# Chapter 12: Sequence-to-Sequence Learning: Part 2 (Attention)

## 1️⃣ Chapter Overview

In Chapter 11, we built a standard Encoder-Decoder model for machine translation. While effective for short sentences, standard Seq2Seq models suffer from a fundamental **bottleneck**: the Encoder must compress the entire information of a source sentence into a *single fixed-size vector* (the Context Vector).

This chapter introduces the **Attention Mechanism** (specifically **Bahdanau Attention**), which solves this bottleneck. Instead of relying on a single static context vector, Attention allows the Decoder to "look back" at the entire sequence of Encoder outputs and focus on specific words relevant to the current time step.

**Key Machine Learning Concepts:**
* **The Information Bottleneck:** Why fixed-size context vectors fail for long sequences.
* **Bahdanau Attention (Additive Attention):** A mechanism to compute a dynamic context vector for every decoding step.
* **Alignment Scores:** Calculating how relevant an encoder state is to the current decoder state.
* **Model Interpretability:** Using attention weights to visualize word-to-word alignment (Heatmaps).

**Practical Skills:**
* Implementing a custom Keras Layer for Attention (`DecoderRNNAttentionWrapper`) from scratch.
* Integrating Attention into a GRU-based Decoder.
* Extracting attention weights during inference to generate Alignment Heatmaps.

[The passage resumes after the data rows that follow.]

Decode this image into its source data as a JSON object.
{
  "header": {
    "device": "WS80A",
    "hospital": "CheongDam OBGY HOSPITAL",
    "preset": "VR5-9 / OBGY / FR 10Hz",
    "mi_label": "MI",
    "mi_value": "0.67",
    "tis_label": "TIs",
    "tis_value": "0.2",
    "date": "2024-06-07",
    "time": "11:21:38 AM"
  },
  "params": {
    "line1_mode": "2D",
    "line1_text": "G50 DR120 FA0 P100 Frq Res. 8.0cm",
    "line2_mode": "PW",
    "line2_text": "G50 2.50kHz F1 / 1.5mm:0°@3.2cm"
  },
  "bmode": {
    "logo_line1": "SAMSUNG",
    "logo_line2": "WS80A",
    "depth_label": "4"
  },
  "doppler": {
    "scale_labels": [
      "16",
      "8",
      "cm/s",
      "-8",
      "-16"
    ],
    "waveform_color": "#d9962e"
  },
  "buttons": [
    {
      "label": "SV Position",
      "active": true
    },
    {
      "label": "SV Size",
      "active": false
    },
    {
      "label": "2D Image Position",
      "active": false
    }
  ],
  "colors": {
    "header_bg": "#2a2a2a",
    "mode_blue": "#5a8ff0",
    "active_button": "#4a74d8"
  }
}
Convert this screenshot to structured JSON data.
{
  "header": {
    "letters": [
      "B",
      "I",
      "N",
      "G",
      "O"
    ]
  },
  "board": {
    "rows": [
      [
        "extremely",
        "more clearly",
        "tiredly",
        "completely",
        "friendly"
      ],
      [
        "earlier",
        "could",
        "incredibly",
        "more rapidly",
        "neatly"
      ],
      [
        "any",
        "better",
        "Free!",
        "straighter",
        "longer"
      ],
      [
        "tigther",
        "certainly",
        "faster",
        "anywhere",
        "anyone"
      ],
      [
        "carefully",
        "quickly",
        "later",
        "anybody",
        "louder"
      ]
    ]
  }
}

## 2️⃣ Theoretical Explanation

### 2.1 The Bottleneck Problem
In a standard Seq2Seq model:
1.  The Encoder reads the input: $X = [x_1, x_2, ..., x_T]$.
2.  It produces a final hidden state: $h_T$.
3.  The Decoder uses $h_T$ as the *only* source of information to generate the translation.

If the sentence is "The quick brown fox jumps over the lazy dog" (9 words) or a complex paragraph (100 words), the Encoder is forced to squash all that meaning into a vector of the same size (e.g., 256 floats). Information loss is inevitable, leading to poor translations for long sentences.

### 2.2 The Attention Solution
Attention allows the Decoder to access **all** encoder hidden states $[h_1, h_2, ..., h_T]$ at every time step. 

For each step $t$ in the Decoder:
1.  **Score:** The model calculates an **alignment score** between the Decoder's previous state $s_{t-1}$ and every Encoder state $h_j$. This score answers: *"How relevant is the word at position $j$ for generating the next word?"*
2.  **Weight:** The scores are normalized using Softmax to create **Attention Weights** $\alpha_{tj}$. These weights sum to 1.
3.  **Context:** A weighted sum of all encoder states is computed: $c_t = \sum \alpha_{tj} h_j$.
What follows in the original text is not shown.